Seeking to reduce paperwork for small banks, the Treasury Department is proposing to exempt established customers from currency transaction reporting requirements.

But the proposal-which would cover businesses that have been customers at least a year and make frequent large-dollar transactions-is already drawing fire from some bankers.

Banks now are required to file currency transaction reports each time a U.S.-based retail, service, and wholesale company deposits or withdraws more than $10,000.

Under the proposal, published in today's Federal Register, banks would instead file a new annual report disclosing how much their established customers deposited and withdrew per year.

The initiative is part of a three-year effort by Treasury to streamline the process banks use to report cash transactions above $10,000. Bankers have long complained that the old rules were so convoluted that exemptions were not worth pursuing.

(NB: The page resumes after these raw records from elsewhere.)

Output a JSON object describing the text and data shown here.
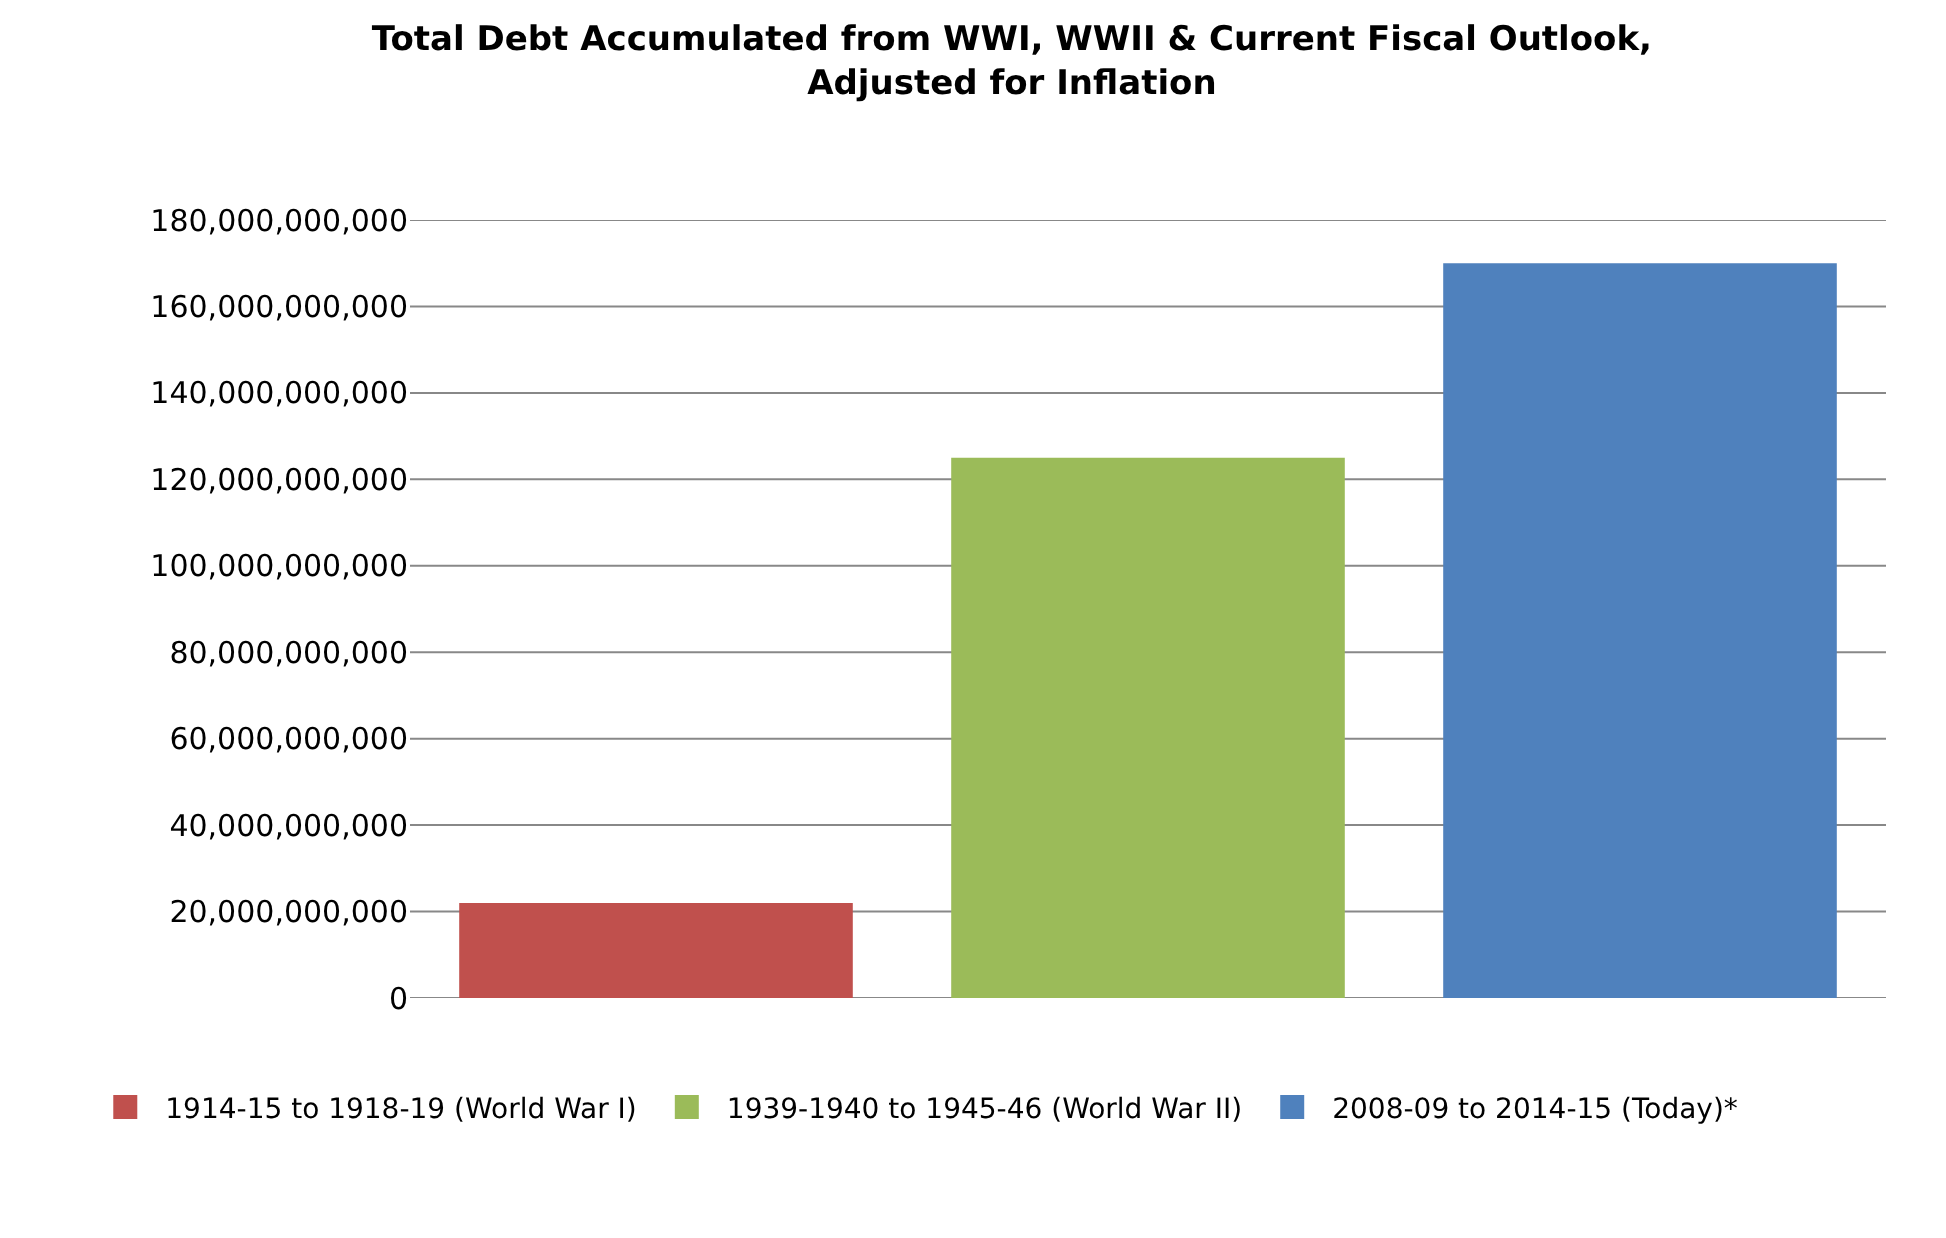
{
  "chart_data": {
    "type": "bar",
    "title": "Total Debt Accumulated from WWI, WWII & Current Fiscal Outlook,\nAdjusted for Inflation",
    "categories": [
      null,
      null,
      null
    ],
    "series": [
      {
        "name": "1914-15 to 1918-19 (World War I)",
        "color": "#c0504d",
        "values": [
          22000000000,
          null,
          null
        ]
      },
      {
        "name": "1939-1940 to 1945-46 (World War II)",
        "color": "#9bbb59",
        "values": [
          null,
          125000000000,
          null
        ]
      },
      {
        "name": "2008-09 to 2014-15 (Today)*",
        "color": "#4f81bd",
        "values": [
          null,
          null,
          170000000000
        ]
      }
    ],
    "ylim": [
      0,
      180000000000
    ],
    "yticks": [
      {
        "value": 0,
        "label": "0"
      },
      {
        "value": 20000000000,
        "label": "20,000,000,000"
      },
      {
        "value": 40000000000,
        "label": "40,000,000,000"
      },
      {
        "value": 60000000000,
        "label": "60,000,000,000"
      },
      {
        "value": 80000000000,
        "label": "80,000,000,000"
      },
      {
        "value": 100000000000,
        "label": "100,000,000,000"
      },
      {
        "value": 120000000000,
        "label": "120,000,000,000"
      },
      {
        "value": 140000000000,
        "label": "140,000,000,000"
      },
      {
        "value": 160000000000,
        "label": "160,000,000,000"
      },
      {
        "value": 180000000000,
        "label": "180,000,000,000"
      }
    ],
    "grid": "y",
    "legend": "bottom"
  }
}
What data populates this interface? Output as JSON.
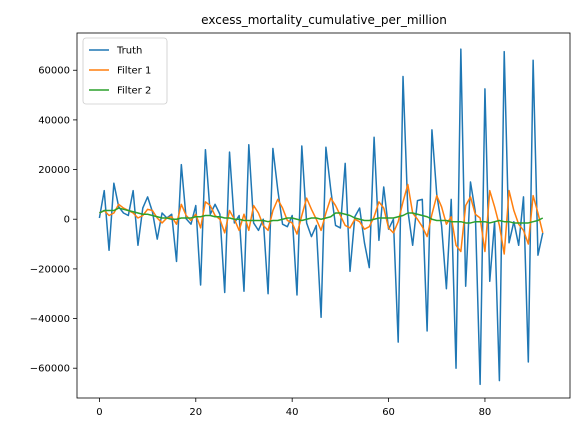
{
  "chart_data": {
    "type": "line",
    "title": "excess_mortality_cumulative_per_million",
    "xlabel": "",
    "ylabel": "",
    "xlim": [
      -4.65,
      97.65
    ],
    "ylim": [
      -72000,
      75000
    ],
    "xticks": [
      0,
      20,
      40,
      60,
      80
    ],
    "yticks": [
      -60000,
      -40000,
      -20000,
      0,
      20000,
      40000,
      60000
    ],
    "grid": false,
    "legend_position": "top-left",
    "series": [
      {
        "name": "Truth",
        "color": "#1f77b4",
        "values": [
          500,
          11500,
          -12500,
          14500,
          5000,
          2500,
          1500,
          11500,
          -10500,
          4500,
          9000,
          3000,
          -8000,
          2500,
          500,
          2000,
          -17000,
          22000,
          200,
          -2000,
          5500,
          -26500,
          28000,
          2000,
          6000,
          2000,
          -29500,
          27000,
          -1500,
          1500,
          -29000,
          30000,
          -1500,
          -4500,
          0,
          -30000,
          28500,
          12000,
          -2000,
          -3000,
          1500,
          -30500,
          29500,
          -1500,
          -7000,
          -2500,
          -39500,
          29000,
          12000,
          -2500,
          -3500,
          22500,
          -21000,
          1000,
          4500,
          -9500,
          -19500,
          33000,
          -8500,
          13000,
          -4000,
          0,
          -49500,
          57500,
          3500,
          -10500,
          7500,
          8000,
          -45000,
          36000,
          10000,
          -2500,
          -28000,
          8000,
          -60000,
          68500,
          -27000,
          15000,
          3000,
          -66500,
          52500,
          -25000,
          -1000,
          -65000,
          67500,
          -9500,
          -1000,
          -10500,
          9000,
          -57500,
          64000,
          -14500,
          -5500
        ]
      },
      {
        "name": "Filter 1",
        "color": "#ff7f0e",
        "values": [
          2500,
          3500,
          1500,
          2500,
          6000,
          4500,
          3500,
          2500,
          500,
          1500,
          4000,
          3500,
          500,
          -1500,
          500,
          1000,
          -2000,
          6000,
          1500,
          -500,
          2000,
          -3500,
          7000,
          5500,
          1500,
          0,
          -5500,
          3500,
          0,
          -4500,
          2000,
          -4500,
          5500,
          2500,
          -2500,
          -4500,
          3500,
          8000,
          4500,
          -500,
          -1500,
          -6000,
          1500,
          8500,
          4000,
          0,
          -4500,
          2500,
          8500,
          5500,
          1500,
          -2500,
          -3500,
          0,
          -1000,
          -4000,
          -3000,
          1000,
          7000,
          4500,
          -3500,
          -5500,
          -1000,
          7000,
          14000,
          2500,
          0,
          -3000,
          -7000,
          2000,
          9500,
          5000,
          -2000,
          1000,
          -10500,
          -13000,
          5500,
          9000,
          2000,
          500,
          -13000,
          11500,
          5000,
          -2500,
          -14000,
          11500,
          3500,
          -2000,
          -4500,
          -10000,
          9500,
          2500,
          -5500
        ]
      },
      {
        "name": "Filter 2",
        "color": "#2ca02c",
        "values": [
          2500,
          3500,
          3500,
          3500,
          4500,
          4000,
          3500,
          3000,
          2500,
          2000,
          2000,
          1500,
          1000,
          500,
          500,
          0,
          0,
          500,
          500,
          500,
          1000,
          1000,
          1500,
          1500,
          1000,
          1000,
          500,
          500,
          0,
          0,
          -500,
          -500,
          -500,
          -500,
          -500,
          -1000,
          -500,
          -500,
          0,
          500,
          500,
          0,
          -500,
          0,
          500,
          500,
          0,
          500,
          1000,
          2500,
          2500,
          2000,
          1500,
          500,
          0,
          -500,
          -500,
          0,
          500,
          500,
          500,
          500,
          1000,
          1500,
          2500,
          2500,
          2000,
          1500,
          1000,
          0,
          -500,
          -500,
          -500,
          -1000,
          -1000,
          -1000,
          -1500,
          -1500,
          -1000,
          -1000,
          -1000,
          -1500,
          -1000,
          -500,
          -1000,
          -1000,
          -1500,
          -1500,
          -1500,
          -1500,
          -1000,
          -500,
          500
        ]
      }
    ]
  }
}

The Treasury Department, which is accepting public comment on the proposal through Dec. 8, said it would eliminate more than one million filings each year.

Community banks would benefit most from the proposal, said Stanley E. Morris, director of the Financial Crimes Enforcement Network-a Treasury unit that combats money laundering. "This is to deal with the hardware store that has been doing business with you for years," Mr. Morris said.

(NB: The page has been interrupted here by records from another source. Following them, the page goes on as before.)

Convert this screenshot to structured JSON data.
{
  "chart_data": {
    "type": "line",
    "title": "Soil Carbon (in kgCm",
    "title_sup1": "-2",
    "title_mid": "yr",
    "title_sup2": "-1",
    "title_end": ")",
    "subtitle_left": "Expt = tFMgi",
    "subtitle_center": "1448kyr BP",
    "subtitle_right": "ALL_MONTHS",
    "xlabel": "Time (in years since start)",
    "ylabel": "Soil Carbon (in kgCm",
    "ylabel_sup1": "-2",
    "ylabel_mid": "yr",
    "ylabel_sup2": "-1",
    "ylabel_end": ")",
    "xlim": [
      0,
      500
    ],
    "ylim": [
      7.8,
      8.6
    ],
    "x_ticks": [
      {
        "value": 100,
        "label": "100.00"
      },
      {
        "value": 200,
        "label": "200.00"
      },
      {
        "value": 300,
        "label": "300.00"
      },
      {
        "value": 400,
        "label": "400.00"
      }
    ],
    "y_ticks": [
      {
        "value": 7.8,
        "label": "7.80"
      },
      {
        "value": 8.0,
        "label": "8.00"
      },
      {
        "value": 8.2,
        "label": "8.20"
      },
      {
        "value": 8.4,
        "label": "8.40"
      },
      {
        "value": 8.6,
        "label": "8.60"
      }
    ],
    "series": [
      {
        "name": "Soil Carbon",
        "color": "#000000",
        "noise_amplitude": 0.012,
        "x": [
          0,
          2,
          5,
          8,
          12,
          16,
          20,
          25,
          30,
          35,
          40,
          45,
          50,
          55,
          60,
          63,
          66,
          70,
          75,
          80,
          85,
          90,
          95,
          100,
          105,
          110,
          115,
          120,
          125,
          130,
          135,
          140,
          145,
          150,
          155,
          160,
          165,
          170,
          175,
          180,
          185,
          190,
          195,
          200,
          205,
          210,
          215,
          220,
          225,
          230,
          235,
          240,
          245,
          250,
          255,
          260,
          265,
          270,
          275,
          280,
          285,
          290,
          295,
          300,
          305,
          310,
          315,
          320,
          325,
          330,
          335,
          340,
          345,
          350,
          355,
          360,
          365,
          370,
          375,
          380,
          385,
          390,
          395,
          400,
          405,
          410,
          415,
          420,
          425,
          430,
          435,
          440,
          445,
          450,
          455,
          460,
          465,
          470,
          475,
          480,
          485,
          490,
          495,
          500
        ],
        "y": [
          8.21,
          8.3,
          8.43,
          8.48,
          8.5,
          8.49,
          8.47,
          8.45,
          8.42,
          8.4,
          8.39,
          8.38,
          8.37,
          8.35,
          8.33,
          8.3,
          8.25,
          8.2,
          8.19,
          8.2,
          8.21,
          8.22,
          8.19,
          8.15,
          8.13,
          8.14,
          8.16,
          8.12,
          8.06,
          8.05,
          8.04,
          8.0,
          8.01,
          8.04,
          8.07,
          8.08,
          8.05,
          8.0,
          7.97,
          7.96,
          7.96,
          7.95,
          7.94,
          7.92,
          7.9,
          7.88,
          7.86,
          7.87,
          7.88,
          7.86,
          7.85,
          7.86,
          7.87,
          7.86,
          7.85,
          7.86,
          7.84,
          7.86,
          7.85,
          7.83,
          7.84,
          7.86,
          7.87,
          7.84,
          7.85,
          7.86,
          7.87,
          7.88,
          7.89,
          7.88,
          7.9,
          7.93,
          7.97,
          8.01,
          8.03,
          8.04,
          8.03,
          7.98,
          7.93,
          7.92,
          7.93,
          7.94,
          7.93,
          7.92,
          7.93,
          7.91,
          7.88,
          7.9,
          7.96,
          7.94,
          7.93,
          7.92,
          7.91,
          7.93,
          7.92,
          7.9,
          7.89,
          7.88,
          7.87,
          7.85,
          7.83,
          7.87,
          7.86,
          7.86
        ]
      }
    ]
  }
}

But banking industry executives said the plan is flawed, because while it eliminates frequent filings, it still requires extensive record keeping.

Bank computer systems would have to be reprogrammed to produce the annual reports, executives said, and institutions are already busy trying to cope with the year 2000 bug and other pressing technology challenges.

"It can be done, but it may just be easier to fill out the currency transaction report forms," said Phillip G. Gay, senior vice president with Commercial Bank of Florida, Miami.

Mr. Morris acknowledged the industry's concerns, but said law enforcement agencies want to ensure regulatory relief does not make it easier for criminals to launder money.

The worry is that money launderers could take advantage of the new rules by funneling modest amounts of cash through small businesses or splitting ill-gotten funds among accounts at different banks.

Mr. Morris noted that Fincen is inviting banks to propose alternatives, such as reporting cash transaction totals within specific dollar ranges or limiting reporting to businesses of a certain size or type.

"I appreciate law enforcement's objective," said Dennis L. Algiere, vice president of compliance for Washington Trust Co., Westerly, R.I., and a former state drug agent. "But I have questions about how midsize banks like mine can comply operationally."

John Byrne, senior counsel at the American Bankers Association, said he expects banks will "ferociously" object to the proposal. "If you want to give community banks a break, this will eliminate that possibility."

However, he said, bankers are cheering a related rule that is to be included in today's Federal Register.

The Treasury Department is making final a rule that would free banks from filing reports on cash transactions with companies listed on major stock exchanges, other banks, and government agencies. Banks still will report suspicious transactions.

Under a similar interim rule in effect since May 1996, Bank of America reduced its currency transaction reports by 15%, Mr. Byrne said.